The development history of surfing (Part 2)

From 1920 to 1929, the game moved from Waikiki surfing capital to California (USA) and Australia to Africa with an estimated number of 2,500 people. In the summer of 1928, at the Corona Del Mar (Newport) Pacific Surfing Championship, everyone was stunned by the Wisconsin Blake Tom Blake and the cigar-shaped hollow board 4.5kg lighter than the standard. Comfortable acrobatics in the air and on the waves. The hollow veneer was popular in the early 1930s.

And Blake wrote the book Hawaiian Surfboard in 1935, which was the first book about surfing and he was the first person to take a picture of surfing from the water. In 1939, thanks to the advanced bulk-building technique, a series of surfing clubs were born on the West Coast.

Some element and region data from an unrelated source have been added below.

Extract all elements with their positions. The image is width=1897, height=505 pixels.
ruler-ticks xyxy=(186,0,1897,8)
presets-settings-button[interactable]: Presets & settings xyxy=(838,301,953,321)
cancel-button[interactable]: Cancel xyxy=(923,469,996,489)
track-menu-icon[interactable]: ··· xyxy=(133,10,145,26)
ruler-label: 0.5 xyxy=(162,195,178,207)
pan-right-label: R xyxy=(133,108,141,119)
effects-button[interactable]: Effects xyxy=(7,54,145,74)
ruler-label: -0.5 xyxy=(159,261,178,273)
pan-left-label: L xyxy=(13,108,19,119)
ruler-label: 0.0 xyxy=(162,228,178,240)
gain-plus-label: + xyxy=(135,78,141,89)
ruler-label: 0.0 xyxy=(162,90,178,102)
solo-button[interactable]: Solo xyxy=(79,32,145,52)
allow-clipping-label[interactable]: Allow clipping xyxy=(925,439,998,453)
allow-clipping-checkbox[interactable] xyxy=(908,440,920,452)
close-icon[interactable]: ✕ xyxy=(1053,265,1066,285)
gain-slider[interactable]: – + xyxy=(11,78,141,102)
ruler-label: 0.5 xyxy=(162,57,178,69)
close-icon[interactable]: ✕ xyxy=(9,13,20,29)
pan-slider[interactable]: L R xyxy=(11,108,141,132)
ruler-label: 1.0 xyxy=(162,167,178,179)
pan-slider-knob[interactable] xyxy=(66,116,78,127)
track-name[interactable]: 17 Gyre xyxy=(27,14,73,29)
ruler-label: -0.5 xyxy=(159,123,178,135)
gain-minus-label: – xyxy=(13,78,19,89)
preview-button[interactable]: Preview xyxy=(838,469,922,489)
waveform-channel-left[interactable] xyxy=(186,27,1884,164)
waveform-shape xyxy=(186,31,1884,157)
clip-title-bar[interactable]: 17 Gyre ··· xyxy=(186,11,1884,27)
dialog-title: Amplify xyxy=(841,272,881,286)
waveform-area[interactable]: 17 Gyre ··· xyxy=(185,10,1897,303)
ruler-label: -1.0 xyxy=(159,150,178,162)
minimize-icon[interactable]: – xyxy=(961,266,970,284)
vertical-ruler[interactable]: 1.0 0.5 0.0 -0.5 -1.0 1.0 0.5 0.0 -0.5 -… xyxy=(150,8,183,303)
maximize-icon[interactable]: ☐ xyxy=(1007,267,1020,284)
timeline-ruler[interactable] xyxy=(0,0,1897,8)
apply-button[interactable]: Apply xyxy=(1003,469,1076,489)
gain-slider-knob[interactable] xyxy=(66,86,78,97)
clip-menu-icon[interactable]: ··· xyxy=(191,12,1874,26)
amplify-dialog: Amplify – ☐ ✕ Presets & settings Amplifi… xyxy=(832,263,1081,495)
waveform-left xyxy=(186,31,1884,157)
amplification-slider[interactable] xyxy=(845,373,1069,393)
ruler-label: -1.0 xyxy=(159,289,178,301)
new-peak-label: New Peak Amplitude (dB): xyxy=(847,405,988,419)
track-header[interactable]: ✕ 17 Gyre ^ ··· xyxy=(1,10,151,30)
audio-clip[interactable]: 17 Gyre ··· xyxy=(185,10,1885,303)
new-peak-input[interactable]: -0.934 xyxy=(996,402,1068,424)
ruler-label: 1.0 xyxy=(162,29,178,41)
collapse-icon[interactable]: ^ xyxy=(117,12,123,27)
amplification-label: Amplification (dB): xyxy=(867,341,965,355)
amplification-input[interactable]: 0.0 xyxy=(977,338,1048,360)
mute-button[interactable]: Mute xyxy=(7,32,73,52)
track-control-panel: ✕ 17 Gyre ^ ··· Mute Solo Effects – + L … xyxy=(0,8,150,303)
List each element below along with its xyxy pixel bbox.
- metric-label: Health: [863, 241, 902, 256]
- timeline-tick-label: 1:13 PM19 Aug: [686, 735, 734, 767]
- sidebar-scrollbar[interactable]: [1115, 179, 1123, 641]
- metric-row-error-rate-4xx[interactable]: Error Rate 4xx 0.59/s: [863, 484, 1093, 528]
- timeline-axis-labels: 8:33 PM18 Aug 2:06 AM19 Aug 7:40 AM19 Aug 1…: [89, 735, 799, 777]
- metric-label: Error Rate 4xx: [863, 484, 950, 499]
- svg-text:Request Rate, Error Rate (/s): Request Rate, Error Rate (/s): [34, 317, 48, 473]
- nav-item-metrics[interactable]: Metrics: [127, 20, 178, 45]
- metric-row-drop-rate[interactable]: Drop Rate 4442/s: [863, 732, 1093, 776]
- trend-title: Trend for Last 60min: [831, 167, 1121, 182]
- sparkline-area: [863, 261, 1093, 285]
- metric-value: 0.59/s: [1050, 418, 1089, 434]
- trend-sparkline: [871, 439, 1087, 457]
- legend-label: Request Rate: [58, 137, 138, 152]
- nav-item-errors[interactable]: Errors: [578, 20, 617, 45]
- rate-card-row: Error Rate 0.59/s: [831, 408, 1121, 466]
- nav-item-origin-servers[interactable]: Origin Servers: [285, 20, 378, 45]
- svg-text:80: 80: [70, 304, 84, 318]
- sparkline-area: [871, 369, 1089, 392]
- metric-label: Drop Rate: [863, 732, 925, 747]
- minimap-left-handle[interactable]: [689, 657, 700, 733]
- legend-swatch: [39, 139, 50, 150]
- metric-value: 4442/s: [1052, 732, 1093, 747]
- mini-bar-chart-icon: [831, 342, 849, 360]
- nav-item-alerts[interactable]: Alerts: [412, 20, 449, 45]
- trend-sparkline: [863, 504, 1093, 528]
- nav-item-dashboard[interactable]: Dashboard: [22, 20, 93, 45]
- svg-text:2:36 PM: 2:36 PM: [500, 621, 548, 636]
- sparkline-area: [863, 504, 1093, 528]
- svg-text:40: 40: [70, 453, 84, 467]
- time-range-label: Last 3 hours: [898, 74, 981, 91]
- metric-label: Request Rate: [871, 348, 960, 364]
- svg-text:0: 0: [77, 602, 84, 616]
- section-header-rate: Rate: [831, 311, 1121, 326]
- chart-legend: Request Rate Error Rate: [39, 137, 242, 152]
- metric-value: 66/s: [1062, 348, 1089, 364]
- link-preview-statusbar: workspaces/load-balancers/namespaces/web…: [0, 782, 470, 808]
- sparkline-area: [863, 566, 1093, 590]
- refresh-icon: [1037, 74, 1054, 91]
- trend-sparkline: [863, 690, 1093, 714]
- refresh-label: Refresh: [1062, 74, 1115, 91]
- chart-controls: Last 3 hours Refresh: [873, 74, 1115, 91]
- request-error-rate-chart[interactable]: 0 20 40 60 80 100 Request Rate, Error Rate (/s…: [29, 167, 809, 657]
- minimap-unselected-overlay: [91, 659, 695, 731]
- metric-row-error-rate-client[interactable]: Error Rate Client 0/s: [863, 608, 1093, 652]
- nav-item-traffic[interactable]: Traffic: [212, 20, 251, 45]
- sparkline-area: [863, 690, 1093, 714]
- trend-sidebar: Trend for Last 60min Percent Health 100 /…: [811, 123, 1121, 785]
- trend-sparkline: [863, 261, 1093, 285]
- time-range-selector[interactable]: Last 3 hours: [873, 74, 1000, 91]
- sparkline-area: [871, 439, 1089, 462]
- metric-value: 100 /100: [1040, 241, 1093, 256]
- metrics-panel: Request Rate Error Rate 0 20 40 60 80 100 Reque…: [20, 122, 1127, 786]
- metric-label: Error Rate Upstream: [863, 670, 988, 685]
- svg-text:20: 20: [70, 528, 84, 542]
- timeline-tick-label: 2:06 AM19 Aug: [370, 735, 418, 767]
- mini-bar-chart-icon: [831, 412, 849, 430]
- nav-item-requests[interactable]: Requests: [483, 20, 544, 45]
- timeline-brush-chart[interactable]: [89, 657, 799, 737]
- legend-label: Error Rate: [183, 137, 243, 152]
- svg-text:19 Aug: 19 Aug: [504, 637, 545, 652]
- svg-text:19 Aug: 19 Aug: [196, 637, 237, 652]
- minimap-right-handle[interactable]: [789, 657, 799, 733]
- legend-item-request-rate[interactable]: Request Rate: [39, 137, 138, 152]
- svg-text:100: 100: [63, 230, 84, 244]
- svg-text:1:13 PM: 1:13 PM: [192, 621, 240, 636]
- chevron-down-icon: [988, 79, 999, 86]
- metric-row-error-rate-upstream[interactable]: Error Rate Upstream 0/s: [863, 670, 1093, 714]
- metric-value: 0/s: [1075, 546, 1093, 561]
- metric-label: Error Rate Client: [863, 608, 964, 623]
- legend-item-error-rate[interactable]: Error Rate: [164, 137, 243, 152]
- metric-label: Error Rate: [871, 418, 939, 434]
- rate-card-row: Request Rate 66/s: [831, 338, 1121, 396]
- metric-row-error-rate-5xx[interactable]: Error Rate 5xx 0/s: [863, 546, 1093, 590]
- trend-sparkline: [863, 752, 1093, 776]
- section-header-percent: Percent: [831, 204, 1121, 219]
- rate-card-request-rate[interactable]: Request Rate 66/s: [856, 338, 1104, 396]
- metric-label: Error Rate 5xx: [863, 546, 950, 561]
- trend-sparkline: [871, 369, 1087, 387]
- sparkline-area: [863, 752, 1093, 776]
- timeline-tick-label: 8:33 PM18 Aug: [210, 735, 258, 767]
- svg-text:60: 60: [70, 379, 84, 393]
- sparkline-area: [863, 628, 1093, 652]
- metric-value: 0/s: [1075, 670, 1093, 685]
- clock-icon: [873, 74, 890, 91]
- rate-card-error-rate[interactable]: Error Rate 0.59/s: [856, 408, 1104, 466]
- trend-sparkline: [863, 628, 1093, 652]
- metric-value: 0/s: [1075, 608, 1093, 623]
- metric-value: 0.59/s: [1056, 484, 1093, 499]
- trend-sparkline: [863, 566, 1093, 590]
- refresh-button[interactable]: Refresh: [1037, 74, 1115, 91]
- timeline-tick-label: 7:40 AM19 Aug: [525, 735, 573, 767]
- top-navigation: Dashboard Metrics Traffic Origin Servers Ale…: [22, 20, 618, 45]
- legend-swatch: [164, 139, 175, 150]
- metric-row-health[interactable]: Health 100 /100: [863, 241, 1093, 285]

World War II occurred that the shoreline of the steel wire was no longer surfing, especially in the US to attack Japanese submarines. In 1950, two California stores called Hobie Surfboards (Dana Point) and Jack ONeill Surf (San Francisco, USA) invented a water-resistant jacket. In the same year, surfing spread to Brazil, Peru, France, England, etc.

In 1964, surfing associations in countries held the first world surfing competition in Sydney (Australia). In 1970, outside Hawaii, people moved to Indonesia, a 1,700 island country with beautiful waves, and made it the world’s top surfing place.

In 1981, surfboard improved from shortboard to field. Brazil became the leading country in high surfing and made it spread to Mozambique, New Guinea, SriLanka, Pakistan, Oman, Antarctica, Russia, etc.

There are currently more than 1,000 surfing schools across the planet and 5 million surfers and the 2007 figure is 7.5 million. The annual surfing industry has earned $ 4.5 billion for racing countries.

Accompanied by magazines, books, television, surf museums in turn. Surfing has been a fun, sexy, advanced, affordable activity when surfing the body and mind is completely liberated.